2) They still print plenty of powerful, legacy-playable cards in recent sets. Indeed, one warped the metagame so badly that it got banned in legacy and restricted in vintage.
3) The powerful cards they print aren't always creatures; far from it. What have recent blocks contributed to legacy?
Khans block: Treasure Cruise (banned); Dig Through Time; Swiftspear; Tasigur; Jeskai Ascendency, Murderous Cut.
Theros block: Brimaz? Kinda? Spirit of the Labyrinth I guess? Theros sucked
RTR: Deathrite Shaman; Abrupt Decay; Thespian's Stage; Supreme verdict, Enter the Infinite, Electrickery, Wear//Tear, the Oops All Spells guys.
Innistrad: Delver; Liliana; Griselbrand; Miracles; Past in Flames; Grafdigger's cage, Rest In Peace, Thalia, Snapcaster Mage.
Other sets since then: Flusterstorm, True-Name Nemesis, Young Pyromancer, Shardless Agent, Omniscience, Containment Priest, Council's judgment, Toxic Deluge
I'm seeing some very impactful cards here, and it's a good mix of spells and creatures. Sure, some of the spells are creature removal, but the most influential one is abrupt decay, and it's so good because it kills everything, including super strong noncreature permanents (Counterbalance, Jitte, Liliana). There's combo cards (PiF, Omniscience, Thespian's stage, Griseldad), draw spells, control cards, hate cards that have seen no play except in legacy because they're obviously tailored for that format. Hell, there's even a counterspell in there, despite how strong the already existing counterspells are.
4) Beyond just the distribution of impactful cards, I'd argue that the mere existence of Treasure Cruise (and, to a lesser extent DTT) show that wizards is entirely willing to take risks on noncreature spells and/or blue cards, contrary to the opinions above. They were fully aware they were printing a powerful card drawing spell in older formats. Now, banning it was probably the correct choice, and given that they might have wanted to make it slightly less strong just so it could stay unbanned, but it still means they think there is space for powerful spells that don't involve creatures in any way.

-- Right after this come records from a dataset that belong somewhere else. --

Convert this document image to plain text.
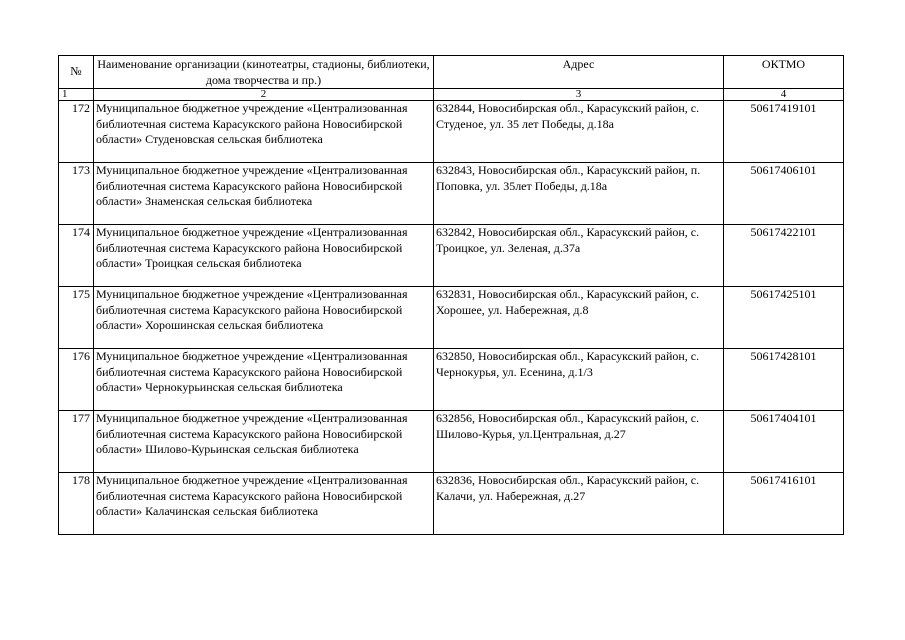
№	Наименование организации (кинотеатры, стадионы, библиотеки, дома творчества и пр.)	Адрес	ОКТМО
1	2	3	4
172	Муниципальное бюджетное учреждение «Централизованная библиотечная система Карасукского района Новосибирской области» Студеновская сельская библиотека	632844, Новосибирская обл., Карасукский район, с. Студеное, ул. 35 лет Победы, д.18а	50617419101
173	Муниципальное бюджетное учреждение «Централизованная библиотечная система Карасукского района Новосибирской области» Знаменская сельская библиотека	632843, Новосибирская обл., Карасукский район, п. Поповка, ул. 35лет Победы, д.18а	50617406101
174	Муниципальное бюджетное учреждение «Централизованная библиотечная система Карасукского района Новосибирской области» Троицкая сельская библиотека	632842, Новосибирская обл., Карасукский район, с. Троицкое, ул. Зеленая, д.37а	50617422101
175	Муниципальное бюджетное учреждение «Централизованная библиотечная система Карасукского района Новосибирской области» Хорошинская сельская библиотека	632831, Новосибирская обл., Карасукский район, с. Хорошее, ул. Набережная, д.8	50617425101
176	Муниципальное бюджетное учреждение «Централизованная библиотечная система Карасукского района Новосибирской области» Чернокурьинская сельская библиотека	632850, Новосибирская обл., Карасукский район, с. Чернокурья, ул. Есенина, д.1/3	50617428101
177	Муниципальное бюджетное учреждение «Централизованная библиотечная система Карасукского района Новосибирской области» Шилово-Курьинская сельская библиотека	632856, Новосибирская обл., Карасукский район, с. Шилово-Курья, ул.Центральная, д.27	50617404101
178	Муниципальное бюджетное учреждение «Централизованная библиотечная система Карасукского района Новосибирской области» Калачинская сельская библиотека	632836, Новосибирская обл., Карасукский район, с. Калачи, ул. Набережная, д.27	50617416101
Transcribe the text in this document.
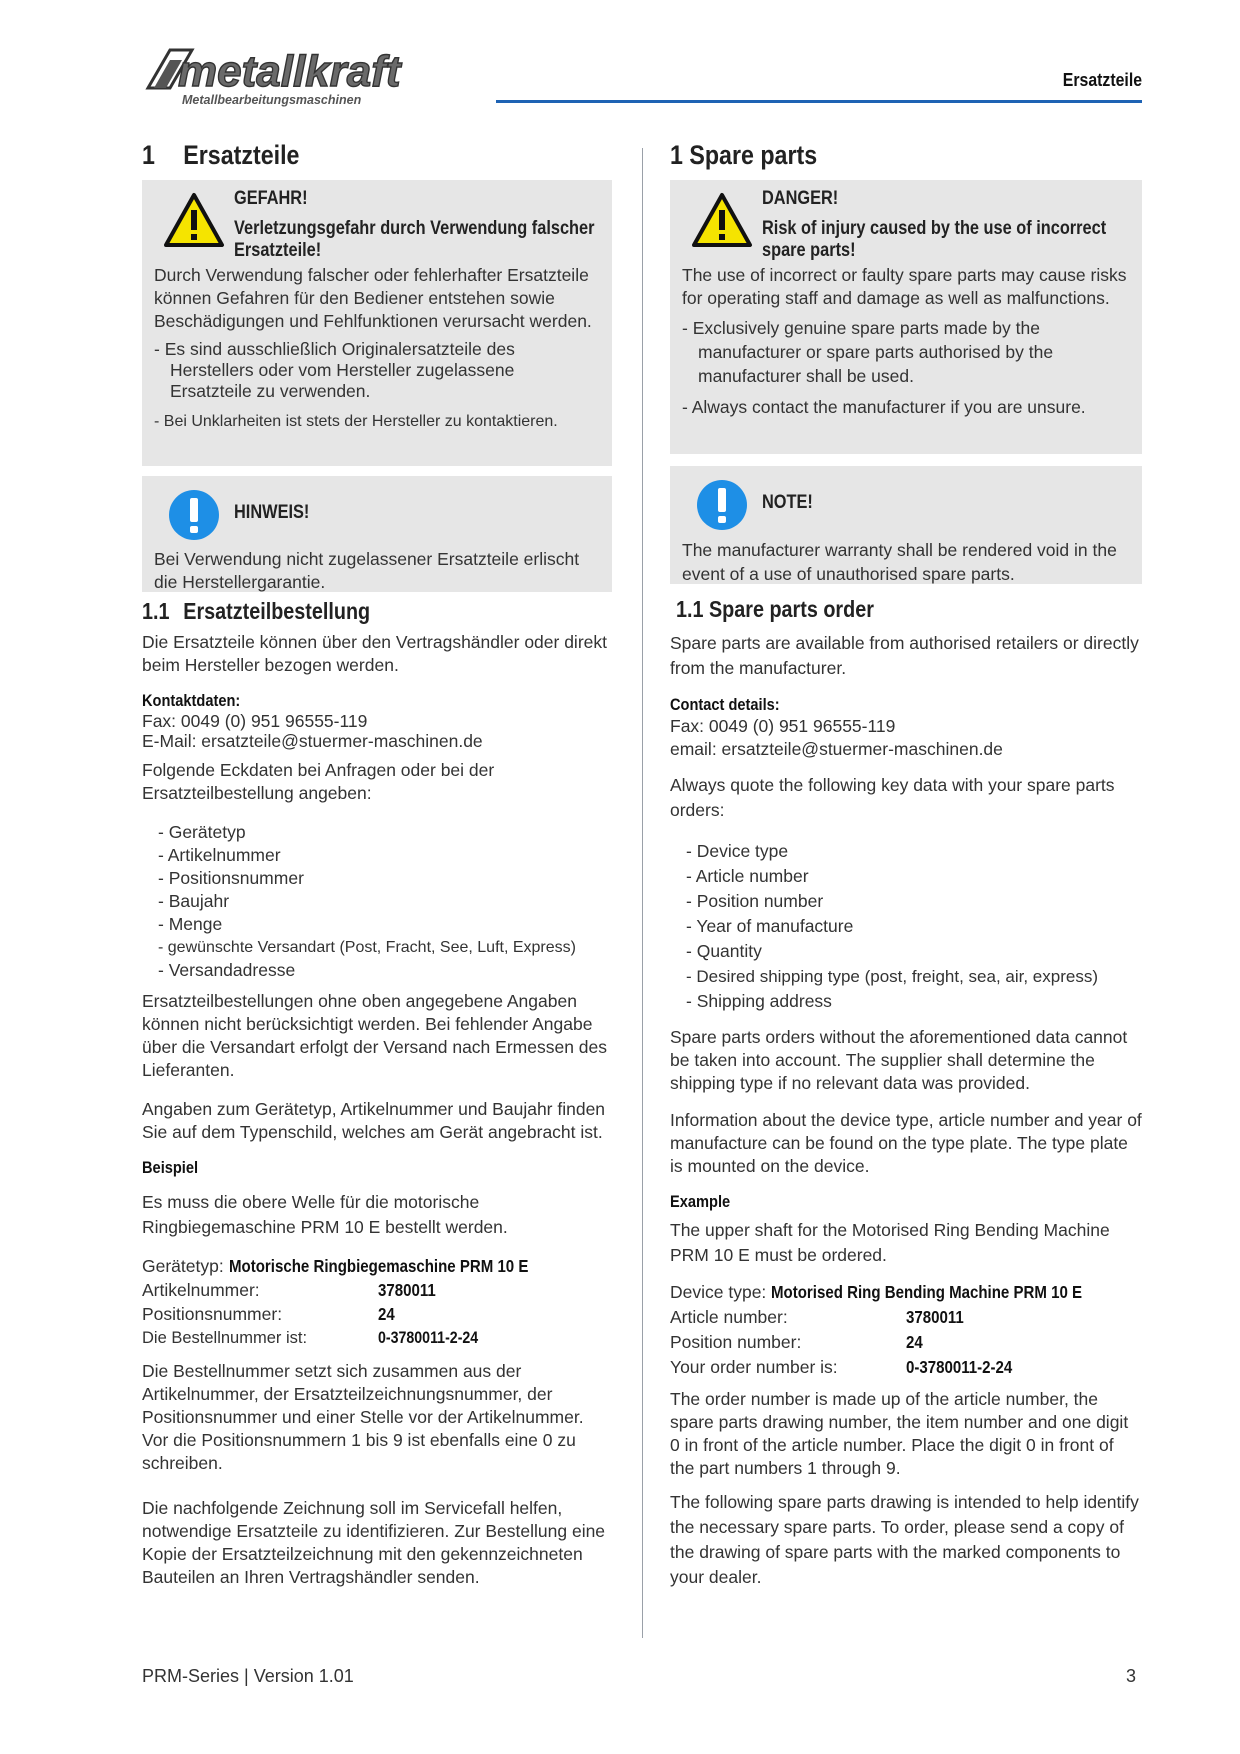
metallkraft
Metallbearbeitungsmaschinen
Ersatzteile
1 Ersatzteile
GEFAHR!
Verletzungsgefahr durch Verwendung falscher Ersatzteile!
Durch Verwendung falscher oder fehlerhafter Ersatzteile können Gefahren für den Bediener entstehen sowie Beschädigungen und Fehlfunktionen verursacht werden.
- Es sind ausschließlich Originalersatzteile des Herstellers oder vom Hersteller zugelassene Ersatzteile zu verwenden.
- Bei Unklarheiten ist stets der Hersteller zu kontaktieren.
HINWEIS!
Bei Verwendung nicht zugelassener Ersatzteile erlischt die Herstellergarantie.
1.1 Ersatzteilbestellung

Die Ersatzteile können über den Vertragshändler oder direkt beim Hersteller bezogen werden.

Kontaktdaten:

Fax: 0049 (0) 951 96555-119

E-Mail: ersatzteile@stuermer-maschinen.de

Folgende Eckdaten bei Anfragen oder bei der Ersatzteilbestellung angeben:

- Gerätetyp
- Artikelnummer
- Positionsnummer
- Baujahr
- Menge
- gewünschte Versandart (Post, Fracht, See, Luft, Express)
- Versandadresse

Ersatzteilbestellungen ohne oben angegebene Angaben können nicht berücksichtigt werden. Bei fehlender Angabe über die Versandart erfolgt der Versand nach Ermessen des Lieferanten.

Angaben zum Gerätetyp, Artikelnummer und Baujahr finden Sie auf dem Typenschild, welches am Gerät angebracht ist.

Beispiel

Es muss die obere Welle für die motorische Ringbiegemaschine PRM 10 E bestellt werden.

Gerätetyp: Motorische Ringbiegemaschine PRM 10 E
Artikelnummer:	3780011
Positionsnummer:	24
Die Bestellnummer ist:	0-3780011-2-24

Die Bestellnummer setzt sich zusammen aus der Artikelnummer, der Ersatzteilzeichnungsnummer, der Positionsnummer und einer Stelle vor der Artikelnummer. Vor die Positionsnummern 1 bis 9 ist ebenfalls eine 0 zu schreiben.

Die nachfolgende Zeichnung soll im Servicefall helfen, notwendige Ersatzteile zu identifizieren. Zur Bestellung eine Kopie der Ersatzteilzeichnung mit den gekennzeichneten Bauteilen an Ihren Vertragshändler senden.

1 Spare parts
DANGER!
Risk of injury caused by the use of incorrect spare parts!
The use of incorrect or faulty spare parts may cause risks for operating staff and damage as well as malfunctions.
- Exclusively genuine spare parts made by the manufacturer or spare parts authorised by the manufacturer shall be used.
- Always contact the manufacturer if you are unsure.
NOTE!
The manufacturer warranty shall be rendered void in the event of a use of unauthorised spare parts.
1.1 Spare parts order

Spare parts are available from authorised retailers or directly from the manufacturer.

Contact details:

Fax: 0049 (0) 951 96555-119

email: ersatzteile@stuermer-maschinen.de

Always quote the following key data with your spare parts orders:

- Device type
- Article number
- Position number
- Year of manufacture
- Quantity
- Desired shipping type (post, freight, sea, air, express)
- Shipping address

Spare parts orders without the aforementioned data cannot be taken into account. The supplier shall determine the shipping type if no relevant data was provided.

Information about the device type, article number and year of manufacture can be found on the type plate. The type plate is mounted on the device.

Example

The upper shaft for the Motorised Ring Bending Machine PRM 10 E must be ordered.

Device type: Motorised Ring Bending Machine PRM 10 E
Article number:	3780011
Position number:	24
Your order number is:	0-3780011-2-24

The order number is made up of the article number, the spare parts drawing number, the item number and one digit 0 in front of the article number. Place the digit 0 in front of the part numbers 1 through 9.

The following spare parts drawing is intended to help identify the necessary spare parts. To order, please send a copy of the drawing of spare parts with the marked components to your dealer.

PRM-Series | Version 1.01	3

5) As for their interest in the health and survival of the format, I think they're kind of stuck between a rock and a hard place. By and large, legacy players I know consider their legacy cards as safe "investments" (despite beings bits of cardboard with no intrinsic value). That's partly because of the reserve list, and partly because they feel safe that wizards will never reprint strong legacy cards that aren't on it (like Wasteland and Force of Will) outside of tiny releases like judge promos. If they were to massively reprint these cards, it would make the format more accessible, but I'm convinced it would piss off a lot of players who would feel like they wasted money on cards that would lose a lot of their value. This is even truer of cards actually on the reserve list.
Meanwhile, they can't sponsor too many Legacy Grand Prix because the pool of players who own the cards is relatively small. Of course, Right now legacy GPs are gigantic, but that's only because it happens once a year, and so every legacy player on the continent rushes to it. If there were more (say, as many as standard GPs), I guarantee they'd plummet in size.
6) MTGO is a steaming pile of crap, but it's still the best thing eternal magic has got going for it. Especially vintage, what with vintage masters and all; prices on paper power has exploded just because now the format exists in a semi-affordable way online. This means there's more interest for the format in general because of the online surge.